Neuss-Grevenbroicher Zeitung Neuss
Die Doppelmoral in der China-Politik
Ursula von der Leyen gibt sich markig: Europa werde seine Wirtschaft verteidigen, kündigte die EU-Kommissionschefin zum Treffen mit Chinas Staatschef Xi Jinping und Emmanuel Macron an. Verteidigung tut not – wirtschaftlich wie sicherheitspolitisch: Chinas Wirtschaft lahmt und sucht ihr Heil darin, Überschüsse hochsubventioniert auf dem Weltmarkt zu verscherbeln. Zugleich sehen viele EU-Staaten in chinesischen Firmen wie Huawei ein Sicherheitsrisiko und verbannen sie aus ihren Mobilfunknetzen. Doch für eine wirksame Verteidigung fehlt Europa noch einiges – zum einen Einigkeit: Macron würde gerne die subventionierten chinesischen E-Autos mit Strafzöllen belegen.
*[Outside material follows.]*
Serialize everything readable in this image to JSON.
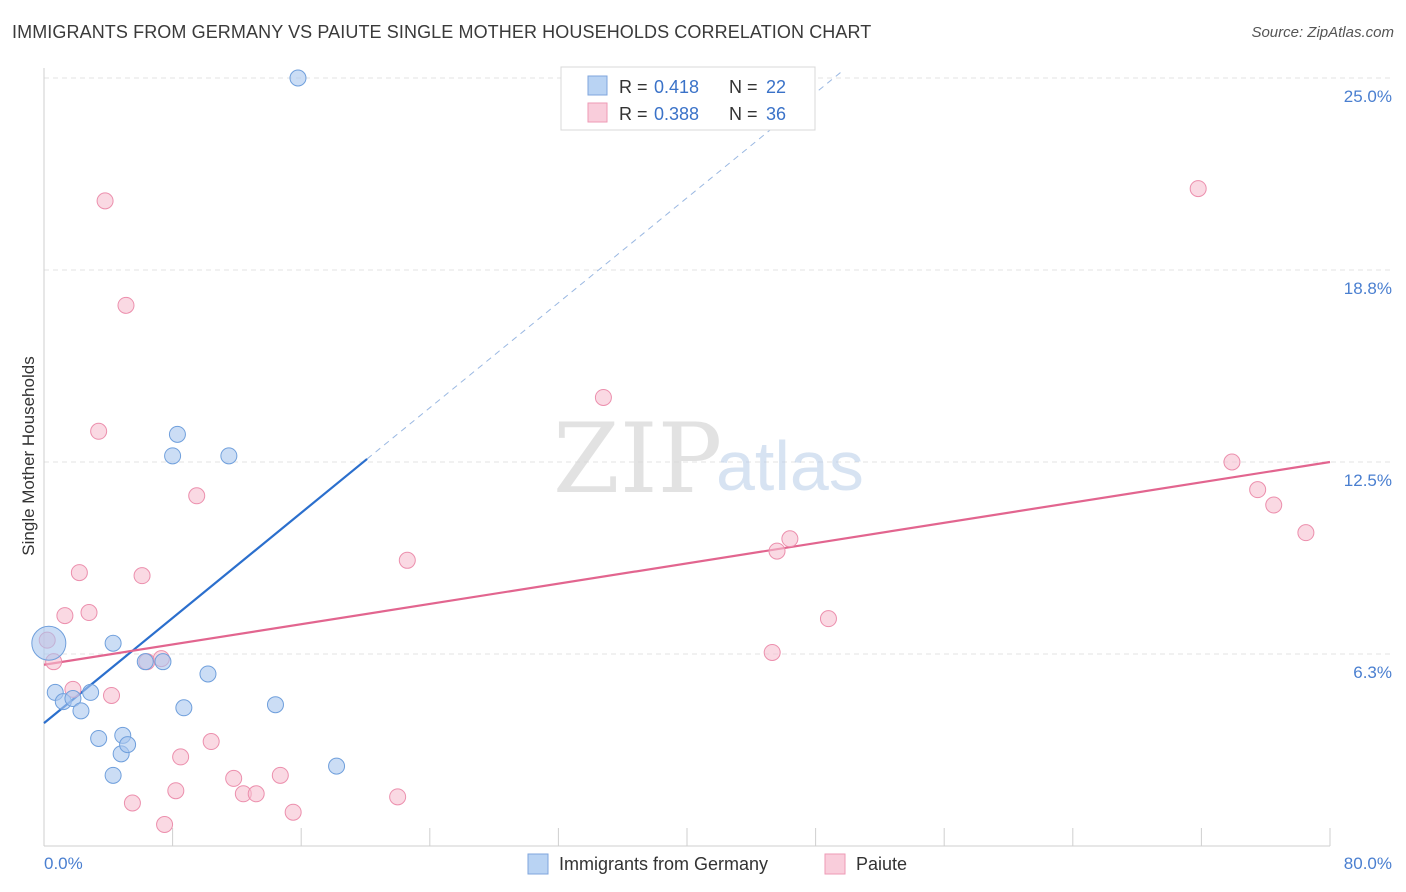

Das will Olaf Scholz nicht, der Pekinger Gegenzölle fürchtet, die vor allem die deutsche Autoindustrie träfen. Wenn es um die Geschäfte von Volkswagen und Co. geht, hört deutsche Solidarität auf. Schon die Reiseplanung von Xi ist ein einziges Symbol der Spaltung: Nach Frankreich besucht er die Russland-freundlichen Staaten Serbien und Ungarn, wo China in großem Stil investiert und die selbst Probleme mit dem Rechtsstaat haben.
Zum anderen fehlt Konsequenz: Deutsche Politiker halten gerne die moralische Latte hoch und kritisieren zu Recht Menschenrechtsverletzungen, unfaire Handelspraktiken und Hilfe für Russland, das von China Kriegsgüter erhält und dort sanktionierte Waren verkaufen darf. Doch die Realität von Konsum und Produktion sieht in Deutschland anders aus: Deutschen Verbrauchern ist das günstige Handy aus China wichtiger als faire Spielregeln, der deutschen Industrie sind günstige Vorprodukte made in China heilig. Der Ruf nach Entkoppelung von China ist naiv, De-Risking liegt dagegen im ureigenen Interesse der Deutschen, wenn sie weiter denken als bis Wolfsburg. Nicht zuletzt die Erfahrung mit Pandemie und russischem Gas zeigen, wie gefährlich wirtschaftliche Abhängigkeiten sind.